I cradle it gently in my hands, taking care not to let go.  My finger traces the etchings of BOSTON on the side of the mug, and it somehow represents more to me than a simple souvenir.  I'm remembering what I left behind.  I drain the heated brew taking it in, swallowing it down as I wonder when the lump in my throat will follow.

I've been asked, "How are you?" and I find that that question has never been so difficult to answer.  I can't find the words.  I can't choose any certain feeling among the many that are holding me hostage.  This is one of many thoughts that have kept my mind busy over the past week.  So many questions, so few answers and the weight of it all brings me to my knees where I can only seem to utter one word, "God?"

I was standing just beyond the 26 mile marker, a tribute to those 26 lives recently silenced by the unexpected evil in Newtown, Connecticut.  I, being one witness of many sharing in the joy of those who had left behind the journey of Heartbreak Hill and the challenge of many miles before.  Waiting and cheering as I surveyed the street for my runner to round the bend and claim his medal.

At a distance, I spot his orange shirt moving closer in a painful stride.  Victory!  Arms raise, tears fall and the finish is steps away.  The dreamer finds this hope of many years has come to stir him from his reverie and to awaken him to this reality.  And it seems to be the perfect ending to the story of a man who has sacrificed, strived and pushed forward to gain a moment of deeply personal accomplishment.

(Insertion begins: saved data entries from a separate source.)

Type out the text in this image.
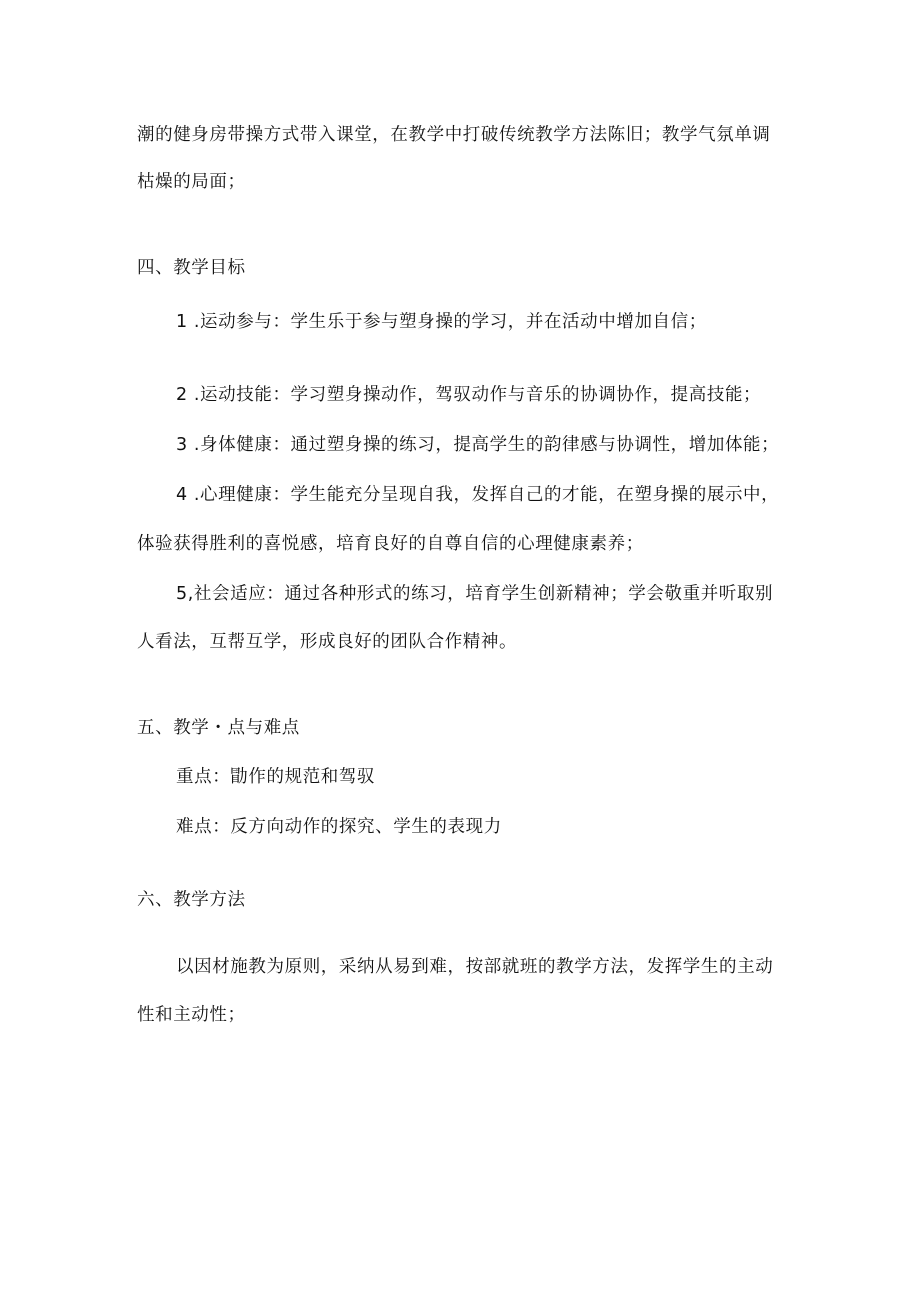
潮的健身房带操方式带入课堂，在教学中打破传统教学方法陈旧；教学气氛单调
枯燥的局面；
四、教学目标
1 .运动参与：学生乐于参与塑身操的学习，并在活动中增加自信；
2 .运动技能：学习塑身操动作，驾驭动作与音乐的协调协作，提高技能；
3 .身体健康：通过塑身操的练习，提高学生的韵律感与协调性，增加体能；
4 .心理健康：学生能充分呈现自我，发挥自己的才能，在塑身操的展示中，
体验获得胜利的喜悦感，培育良好的自尊自信的心理健康素养；
5,社会适应：通过各种形式的练习，培育学生创新精神；学会敬重并听取别
人看法，互帮互学，形成良好的团队合作精神。
五、教学・点与难点
重点：勖作的规范和驾驭
难点：反方向动作的探究、学生的表现力
六、教学方法
以因材施教为原则，采纳从易到难，按部就班的教学方法，发挥学生的主动
性和主动性；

We are full of happy congratulations as we leave the hotel to head for the airport.  The city of Boston has been kind to us, and we practice the culture of where we are by talking to strangers and offering smiles.  Two ladies wrapped in marathon foils exit their cab at the curb.  They are worn and seem to not hear our words of encouragement.  I notice a tremble about their shoulders.  In tears, one tells us of explosions at the finish line and we wonder stupidly what she means.

The ride to the airport finds us searching for information on our phones, and quick texts to family to say we are okay.   While at the airport, we learn more of the situation.  There are severe injuries, death.  I'm suddenly sick.

It's a strange and horrible day.  Surreal.

When we arrive home that night, my son cries long and hard into my shoulder.

It could have been me, and I think about why it wasn't.  So great was His mercy to me that my life shall continue for another day.  My body was spared to move as it always has.  My ears did not hear the splitting boom of bombs or the shattering of glass.  My nose did not detect the scent of fumes, my eyes did not see a mangled mess of evil or the blood of innocent ones poured out along the street.  In many ways, I have been spared the pain.

I am with them, strangely connected in thoughts that put myself in their place.  So much has been taken, and I want to know that all of us will be restored somehow, someway.  I want to see how God will take what the evil trenches of hell has forced upon us and mold it in his righteous omnipotent hands to make us all beautifully whole again.

God, the dream-giver, the author and creator of the world has not written the last chapter.  He is with us, changing us, renewing us, reviving us on this journey to the end.  He alone knows how and when we will reach the finish.  May we be given the strength and grace to raise our arms in victory.